Preocupam muito as condições de trabalho nomeadamente a pressão constante e a sobrecarga.

Foi durante alguns anos presidente da Assembleia Municipal de Santarém. De onde lhe vem esta disposição para a intervenção cívica?
Talvez por ter sensibilidade social e um sentido grande de justiça que resultou da minha educação. Sendo médico a contactar diariamente com pessoas que sempre partilham não só as maleitas, mas também os problemas e as dificuldades da vida, estimulou muito a necessidade de contribuir como cidadão.
Participar e contribuir para a melhoria da qualidade de vida da comunidade que integramos deve ser uma obrigação, mas também um direito de todos.

Pondera, um dia, regressar à vida política activa?
Embora tenha sido uma experiência humana fantástica, em que conheci muita gente boa, dedicada e competente, não está no meu horizonte regressar.

No centenário de Bernardo Santareno, chegou a ser aventada a possibilidade de atribuir o nome do médico ao Hospital de Santarém.
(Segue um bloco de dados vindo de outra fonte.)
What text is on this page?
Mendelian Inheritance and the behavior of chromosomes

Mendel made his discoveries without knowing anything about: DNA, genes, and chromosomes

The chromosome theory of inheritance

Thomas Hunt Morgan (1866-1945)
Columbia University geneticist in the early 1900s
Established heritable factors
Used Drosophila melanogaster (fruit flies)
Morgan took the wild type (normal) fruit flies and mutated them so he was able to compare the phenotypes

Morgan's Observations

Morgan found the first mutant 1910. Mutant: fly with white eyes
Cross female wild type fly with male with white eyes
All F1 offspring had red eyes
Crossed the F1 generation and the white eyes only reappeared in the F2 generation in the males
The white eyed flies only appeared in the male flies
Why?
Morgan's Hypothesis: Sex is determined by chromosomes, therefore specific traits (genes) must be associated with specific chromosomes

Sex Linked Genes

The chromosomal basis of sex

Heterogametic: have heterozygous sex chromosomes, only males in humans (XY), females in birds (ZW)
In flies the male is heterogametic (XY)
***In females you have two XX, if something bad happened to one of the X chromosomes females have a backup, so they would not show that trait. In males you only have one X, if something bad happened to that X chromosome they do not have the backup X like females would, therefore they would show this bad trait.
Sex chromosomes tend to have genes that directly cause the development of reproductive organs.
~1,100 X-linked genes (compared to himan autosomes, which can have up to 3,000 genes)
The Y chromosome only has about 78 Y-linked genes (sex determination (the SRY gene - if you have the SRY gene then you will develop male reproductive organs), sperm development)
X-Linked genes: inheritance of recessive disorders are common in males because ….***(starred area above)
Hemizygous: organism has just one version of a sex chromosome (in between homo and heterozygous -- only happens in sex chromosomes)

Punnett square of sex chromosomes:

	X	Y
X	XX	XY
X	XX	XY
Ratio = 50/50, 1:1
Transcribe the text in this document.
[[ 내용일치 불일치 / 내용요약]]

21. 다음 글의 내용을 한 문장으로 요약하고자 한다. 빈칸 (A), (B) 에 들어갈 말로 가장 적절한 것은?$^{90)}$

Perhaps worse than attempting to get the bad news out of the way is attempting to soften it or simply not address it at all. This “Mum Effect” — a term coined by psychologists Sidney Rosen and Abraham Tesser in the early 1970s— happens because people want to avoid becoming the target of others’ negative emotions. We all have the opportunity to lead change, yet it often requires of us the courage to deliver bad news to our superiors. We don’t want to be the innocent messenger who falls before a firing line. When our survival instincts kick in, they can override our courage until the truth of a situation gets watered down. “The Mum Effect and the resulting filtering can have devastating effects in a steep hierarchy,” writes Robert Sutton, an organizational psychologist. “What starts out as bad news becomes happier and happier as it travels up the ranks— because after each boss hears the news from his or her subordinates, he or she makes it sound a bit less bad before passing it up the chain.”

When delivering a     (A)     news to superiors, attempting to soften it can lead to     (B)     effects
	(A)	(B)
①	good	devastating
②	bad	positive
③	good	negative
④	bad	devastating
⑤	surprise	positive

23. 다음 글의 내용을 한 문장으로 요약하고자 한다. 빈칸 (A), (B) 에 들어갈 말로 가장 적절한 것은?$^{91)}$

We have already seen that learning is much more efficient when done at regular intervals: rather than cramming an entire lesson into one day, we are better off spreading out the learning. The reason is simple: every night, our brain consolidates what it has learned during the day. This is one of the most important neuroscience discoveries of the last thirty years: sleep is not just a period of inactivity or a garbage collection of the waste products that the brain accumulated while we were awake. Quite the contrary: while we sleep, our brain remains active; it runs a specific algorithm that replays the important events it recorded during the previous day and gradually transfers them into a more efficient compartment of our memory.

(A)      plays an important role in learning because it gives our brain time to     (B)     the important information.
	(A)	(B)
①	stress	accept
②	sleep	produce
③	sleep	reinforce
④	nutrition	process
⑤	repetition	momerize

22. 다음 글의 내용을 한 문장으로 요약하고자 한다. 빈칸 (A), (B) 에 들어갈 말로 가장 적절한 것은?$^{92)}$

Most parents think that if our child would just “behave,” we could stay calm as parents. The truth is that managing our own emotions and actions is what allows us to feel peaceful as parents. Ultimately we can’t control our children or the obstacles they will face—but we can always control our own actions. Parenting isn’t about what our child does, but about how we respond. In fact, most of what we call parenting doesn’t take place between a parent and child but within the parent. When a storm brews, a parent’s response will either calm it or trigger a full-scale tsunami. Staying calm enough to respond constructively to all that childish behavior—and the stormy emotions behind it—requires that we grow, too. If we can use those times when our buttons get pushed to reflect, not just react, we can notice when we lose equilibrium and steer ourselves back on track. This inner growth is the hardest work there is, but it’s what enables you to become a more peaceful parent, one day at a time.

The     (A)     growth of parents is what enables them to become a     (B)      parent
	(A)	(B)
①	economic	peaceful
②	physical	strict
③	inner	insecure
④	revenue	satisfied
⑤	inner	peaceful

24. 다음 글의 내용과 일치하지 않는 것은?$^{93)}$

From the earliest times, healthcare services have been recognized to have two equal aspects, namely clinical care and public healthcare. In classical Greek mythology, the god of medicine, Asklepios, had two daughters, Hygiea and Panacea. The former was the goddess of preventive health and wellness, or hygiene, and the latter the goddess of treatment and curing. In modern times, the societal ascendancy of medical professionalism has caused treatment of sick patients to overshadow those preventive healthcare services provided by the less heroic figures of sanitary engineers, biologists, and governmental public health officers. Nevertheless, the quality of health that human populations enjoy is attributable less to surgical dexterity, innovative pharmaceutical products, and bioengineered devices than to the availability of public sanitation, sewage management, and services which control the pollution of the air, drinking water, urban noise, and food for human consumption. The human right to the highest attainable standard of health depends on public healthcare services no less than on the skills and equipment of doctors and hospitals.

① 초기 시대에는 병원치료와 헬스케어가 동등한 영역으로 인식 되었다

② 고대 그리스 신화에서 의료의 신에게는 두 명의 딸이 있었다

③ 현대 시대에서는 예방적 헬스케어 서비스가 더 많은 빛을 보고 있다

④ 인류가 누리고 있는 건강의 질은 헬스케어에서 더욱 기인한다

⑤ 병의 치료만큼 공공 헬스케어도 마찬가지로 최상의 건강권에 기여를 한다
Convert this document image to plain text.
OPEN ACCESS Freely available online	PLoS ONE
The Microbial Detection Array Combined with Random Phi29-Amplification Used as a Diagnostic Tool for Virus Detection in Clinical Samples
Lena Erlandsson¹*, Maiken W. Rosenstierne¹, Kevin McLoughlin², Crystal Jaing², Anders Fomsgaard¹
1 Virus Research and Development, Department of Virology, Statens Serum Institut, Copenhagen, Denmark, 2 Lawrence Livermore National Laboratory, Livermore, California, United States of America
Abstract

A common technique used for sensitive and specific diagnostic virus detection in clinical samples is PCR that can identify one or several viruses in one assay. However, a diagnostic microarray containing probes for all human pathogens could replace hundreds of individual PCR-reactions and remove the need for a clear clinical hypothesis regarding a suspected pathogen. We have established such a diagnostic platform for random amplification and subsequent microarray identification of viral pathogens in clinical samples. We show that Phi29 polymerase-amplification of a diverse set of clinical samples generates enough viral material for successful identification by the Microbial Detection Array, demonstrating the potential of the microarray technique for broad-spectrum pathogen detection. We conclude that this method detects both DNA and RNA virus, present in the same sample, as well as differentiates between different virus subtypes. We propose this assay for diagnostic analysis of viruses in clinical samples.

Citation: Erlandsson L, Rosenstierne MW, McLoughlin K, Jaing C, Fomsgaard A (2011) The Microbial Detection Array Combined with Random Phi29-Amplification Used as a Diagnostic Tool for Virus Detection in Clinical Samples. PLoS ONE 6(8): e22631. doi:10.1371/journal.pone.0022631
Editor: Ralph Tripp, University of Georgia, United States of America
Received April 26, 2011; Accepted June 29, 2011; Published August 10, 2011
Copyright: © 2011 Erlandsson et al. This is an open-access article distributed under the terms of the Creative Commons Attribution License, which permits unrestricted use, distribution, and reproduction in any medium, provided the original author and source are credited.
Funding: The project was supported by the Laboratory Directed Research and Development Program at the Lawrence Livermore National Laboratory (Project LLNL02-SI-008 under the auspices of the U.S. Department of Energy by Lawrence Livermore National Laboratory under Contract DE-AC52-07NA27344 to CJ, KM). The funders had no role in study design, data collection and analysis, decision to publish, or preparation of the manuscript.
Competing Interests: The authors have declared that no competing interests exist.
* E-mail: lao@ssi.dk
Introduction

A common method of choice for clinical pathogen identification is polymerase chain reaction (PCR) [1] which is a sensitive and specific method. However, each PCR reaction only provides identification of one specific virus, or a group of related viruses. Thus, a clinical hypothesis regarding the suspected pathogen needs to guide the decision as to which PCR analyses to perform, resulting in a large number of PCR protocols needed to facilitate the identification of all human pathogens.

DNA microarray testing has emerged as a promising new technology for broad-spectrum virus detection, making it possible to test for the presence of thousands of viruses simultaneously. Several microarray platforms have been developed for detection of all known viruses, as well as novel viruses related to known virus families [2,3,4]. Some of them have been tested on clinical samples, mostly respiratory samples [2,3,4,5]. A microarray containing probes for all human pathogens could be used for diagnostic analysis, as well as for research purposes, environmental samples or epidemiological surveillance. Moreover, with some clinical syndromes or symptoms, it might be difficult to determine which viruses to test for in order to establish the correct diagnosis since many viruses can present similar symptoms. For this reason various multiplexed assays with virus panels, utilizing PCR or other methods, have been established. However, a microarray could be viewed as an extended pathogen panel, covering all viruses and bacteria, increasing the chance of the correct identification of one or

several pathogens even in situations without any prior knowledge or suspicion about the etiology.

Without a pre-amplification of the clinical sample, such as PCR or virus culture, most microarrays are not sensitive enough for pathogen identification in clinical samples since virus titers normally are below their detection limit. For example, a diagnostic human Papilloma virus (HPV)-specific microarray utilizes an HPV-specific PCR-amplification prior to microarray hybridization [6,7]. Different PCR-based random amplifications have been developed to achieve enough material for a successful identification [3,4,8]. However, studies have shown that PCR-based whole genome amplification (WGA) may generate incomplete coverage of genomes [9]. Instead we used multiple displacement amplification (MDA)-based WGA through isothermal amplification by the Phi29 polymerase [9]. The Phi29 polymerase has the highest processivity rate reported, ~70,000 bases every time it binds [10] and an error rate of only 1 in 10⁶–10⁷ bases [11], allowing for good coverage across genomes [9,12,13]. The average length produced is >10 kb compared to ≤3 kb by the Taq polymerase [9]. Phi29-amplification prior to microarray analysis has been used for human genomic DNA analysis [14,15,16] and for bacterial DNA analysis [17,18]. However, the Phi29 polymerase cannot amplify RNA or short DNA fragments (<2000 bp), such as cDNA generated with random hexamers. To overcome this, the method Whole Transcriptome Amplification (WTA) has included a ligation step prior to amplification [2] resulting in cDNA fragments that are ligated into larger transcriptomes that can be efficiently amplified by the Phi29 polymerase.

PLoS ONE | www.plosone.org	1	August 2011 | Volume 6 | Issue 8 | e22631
Concorda? Ou o nome do professor doutor José Manuel Pinto Correia, médico especialista em gastroenterologia, nascido em Tremês, seria mais adequado?
Os dois nomes referidos merecem-me o maior respeito e consideração. Lembro ainda o Dr. António Correia de Lima ilustre médico cirurgião que foi director do hospital de Santarém no início da construção do SNS e Director Geral dos Hospitais. foi o grande impulsionador da construção e instalação do novo hospital de Santarém. Acontece que o HDS é dos poucos que não foi agregado em Centro Hospitalar e fica a meu ver muito bem sendo “apenas” Hospital Distrital de Santarém.